Dr. Paolo Avesani, Fondazione Bruno Kessler
AI in Medicine: a case study in clinical neuroscience
The recent innovation in brain neuroimaging is going to have a disruptive impact in the diagnosis and treatment of brain disorders. The novel techniques allow the characterization of functional and structural brain networks at the individual level. The common neurosurgical practices are going to be revised accordingly. This new scenario poses new challenges both for clinicians and artificial intelligence. While a data driven approach to neuroimaging is opening new opportunities, we have to not neglect potential pitfalls and computational biases. We present the experience of adoption of advanced computational methods in the Clinical Neuroscience Department at S. Chiara Hospital in Trentino.
Speaker's short bio: Paolo Avesani is the head of the Neuroinformatics Lab (NILab) raised as a joint initiative of the Center for Digital Health of Fondazione Bruno Kessler and the Center for Mind/Brain Sciences of the University of Trento. His research interests include the data-driven computational methods for the characterization of functional and structural brain connectivity.
Dr. Ivan Donadello, Free University of Bozen-Bolzano
Computational Persuasion for Behavior Change in Healthcare
Virtual coaches (VCs) are computer programs (mobile phone apps or chatbots) that simulate conversations with people by mimicking a human being. Their aim is to support and help users in performing a particular task. They have become an increasingly relevant resource in healthcare for the management of chronic diseases and for promoting behavioral changes in the self-management of individuals. For example, a growing number of studies report their effectiveness in reducing perceived stress and abnormal eating behavior, improving symptoms of anxiety, depression and in coping with diabetes mellitus. In this tutorial, we will present a promising field of Artificial Intelligence for developing VCs: the Computational Persuasion. This provides VCs of smart (and tailored to users) dialogue strategies to persuade users at adhering medical prescriptions and advice. We will see the main techniques underlying Computational Persuasion as well as some important results in Behavior Change for Healthcare.
Speaker's short bio: Ivan Donadello is a researcher at the Faculty of Computer Science, Free University of Bozen-Bolzano. His current research interest mainly focuses on virtual agents (or softbots) able to recognize the health state of a person and give suggestions to improve it. His expertise encompasses the fields of Knowledge Representation (ontologies and Fuzzy Logic), Machine/Deep Learning, Computer Vision, eHealth and Explainable Artificial Intelligence.

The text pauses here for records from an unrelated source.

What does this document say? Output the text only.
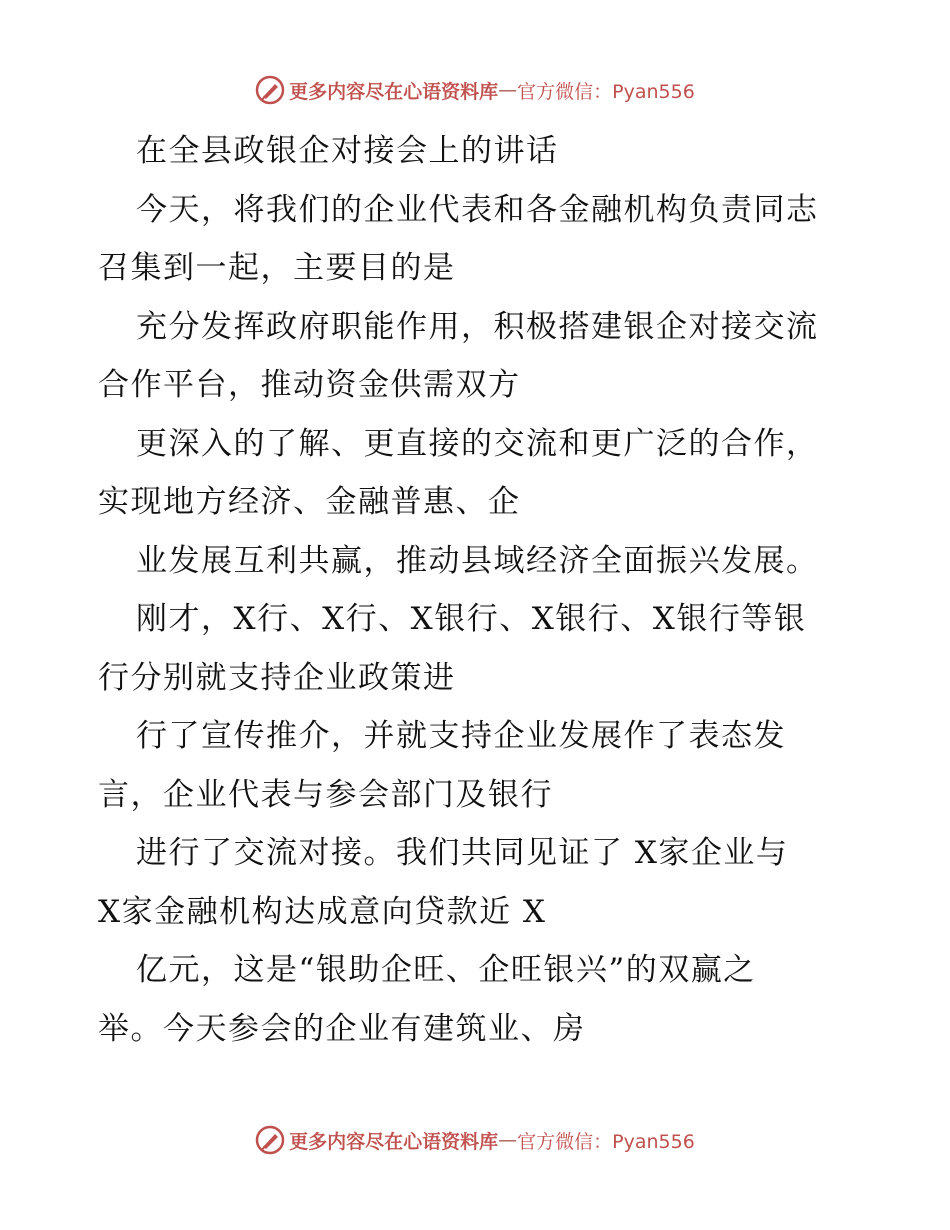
更多内容尽在心语资料库 — 官方微信：Pyan556
在全县政银企对接会上的讲话
今天，将我们的企业代表和各金融机构负责同志
召集到一起，主要目的是
充分发挥政府职能作用，积极搭建银企对接交流
合作平台，推动资金供需双方
更深入的了解、更直接的交流和更广泛的合作，
实现地方经济、金融普惠、企
业发展互利共赢，推动县域经济全面振兴发展。
刚才，X行、X行、X银行、X银行、X银行等银
行分别就支持企业政策进
行了宣传推介，并就支持企业发展作了表态发
言，企业代表与参会部门及银行
进行了交流对接。我们共同见证了 X家企业与
X家金融机构达成意向贷款近 X
亿元，这是“银助企旺、企旺银兴”的双赢之
举。今天参会的企业有建筑业、房
更多内容尽在心语资料库 — 官方微信：Pyan556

Floriano Zini is an academic technologist at Smart Data Factory, the technology transfer laboratory of the Faculty of Computer Science at the Free University of Bozen-Bolzano. Over the past 10 years, his research activity has focused on the design, development and evaluation of mobile and web-based information systems for personalized health care. Personalization is achieved through the application of Human Computer Interaction and Artificial Intelligence methodologies and algorithms, particularly Machine Learning. Floriano holds a Ph.D. in computer science and has authored about 60 scientific papers on e-health, personalized information systems, grid computing, multiagent systems and evolutionary computing. According to Google Scholar, his h-index is 21.